Two Oklahoma law school students allege that some of their professors are refusing to provide “reasonable accommodations” for virtual learning amid the university’s two-week mask mandate, according to emails obtained by the Daily Caller.
The University of Oklahoma instituted a temporary mask mandate for the “first two weeks of the Spring 2022 semester” in classroom settings, according to an email from the university. Law students Alyssa Amundsen and Shelbi Kohler told the Daily Caller that they were denied access to their classrooms and threatened by professors after they requested to attend classes virtually until Jan. 31.
“Shelbi and I decided to respectfully email our professors to put them on notice that we would not be masking and ask for their preference of zoom, in person, assigned distance seating, etc,” Amundsen said.
The duo said they sent their professors notices as they did not want to appear “confrontational.” Amundsen and Kohler said the university implemented a mask mandate for the fall semester, though it was not strictly enforced.
Amundsen said several professors were accommodating of her request to attend virtual classes until the end of the mask mandate, as they already implemented Zoom alternatives for students with COVID-19. Associate professor Guha Krishnamurthi told Amundsen and Kohler that he would accommodate their request, according to an email exchange.
“Each class is recorded, please watch the class recording,” Krishnamurthi said. “You will not be recorded as absent for watching the class recording.”
Other professors were far less accommodating, according to written correspondence submitted by the duo. Amundsen told the Daily Caller that she sent a notice to Professor Steven Cleveland that she would not wear a mask in class, and alleges that the professor waited until the classroom was filled to publicly shame her by name for not wearing a mask.
Amundsen claims that she was allowed to sit maskless in the classroom on the first day. After class, Cleveland told Amundsen that virtual learning is “not an option” and threatened to “report [her] to the law school administration.”
Amundsen told the Daily Caller that Cleveland’s syllabus offers virtual learning for any “COVID-related absence[s].” The law student claims that her medical exemption for masking — which is not approved by the university — makes her eligible for Cleveland’s COVID-19 carveout. University leadership allegedly told Amundsen that regardless of a doctor’s note, professors can ultimately decide masking preferences for their students.

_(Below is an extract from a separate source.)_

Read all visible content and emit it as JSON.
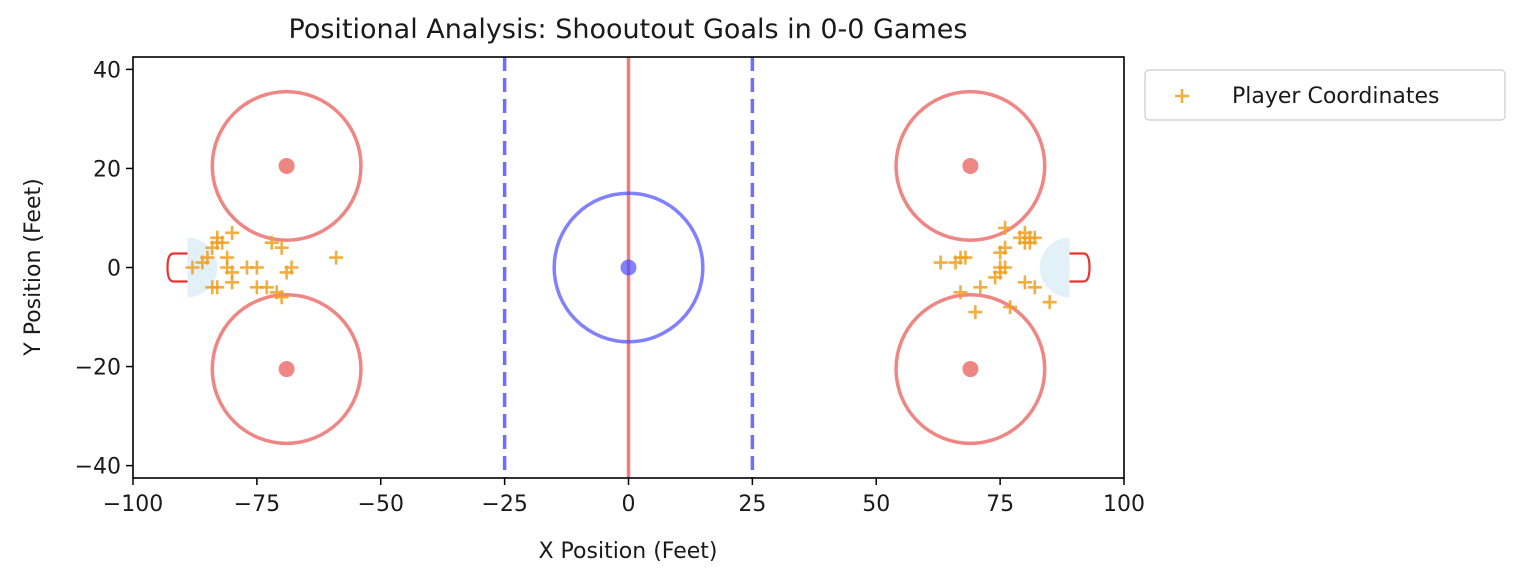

“I would argue that anything mask-related is COVID-related,” Amundsen told the Daily Caller. “I actually have a medical note, but the [school] will not approve it. However, the dean informed me that even with the doctor’s note, the professor could decide if they would allow me to attend by zoom or not.”
The professor argued that the Zoom option is available only to sick students, and not students who fail to comply with the university’s mask mandates.
“If you want to take a principled stand, then you must be prepared to suffer the consequences,” Cleveland responded.
Kohler told the Daily Caller that she was pressured by Professor Donald Bogan into disclosing her vaccination status, though the university does not mandate COVID vaccination. Kohler alleges that Bogan also physically barred her from entering his classroom without a mask and threatened to report her to the law school’s administration. (RELATED: Doctor Suggests Masking Kids Helps Prevent Guilty From Accidentally Killing Their Parents)
Bogan appears to have sent a note to all students asking them to disclose their vaccination status.
“I also note that you did not respond to my email to the class asking about your vaccination status, so I assume you are unvaccinated – is that right?” Bogan’s email to Kohler read.
The duo argues that masking students “without a reasonable alternative” is a violation of SB 658, which states that absent emergency declarations, mask mandates by public school boards are prohibited. Legal experts disclosed to the Daily Caller that the law is “shoddy” and provides unintended carve-outs for professors and universities.
“It is clear that the staff at this university is not interested in protecting the rights of students and their personal health choices,” Amundsen said. “It did not seem unreasonable to me for a teacher who is already streaming the class to allow access to that class to a student.”
Carly Atchison, the communications director for Oklahoma Gov. Kevin Stitt, told the Daily Caller that the Republican Governor finds “one-size-fits-all mandates” to be a restriction on “individual liberties.”
“It is troubling that there are still people in power who continue to impose one-size-fits-all mandates and restrict individual liberties,” Atchison said. “Governor Stitt believes firmly in providing medical, religious, and personal exemptions to mask mandates and will always stand behind Oklahomans’ right to make health care decisions for themselves.”
The University of Oklahoma told the Daily Caller that accommodations are made on a case-by-case basis.
“All accommodation decisions are made on a case-by-case basis after considering each individual’s circumstance and in accordance with all applicable laws,” a spokesperson said. “Once a request has been approved, instructors are responsible for providing a student’s reasonable accommodation.”
Professors Steven Cleveland and Donald Bogan did not respond to the Daily Caller’s request for comment.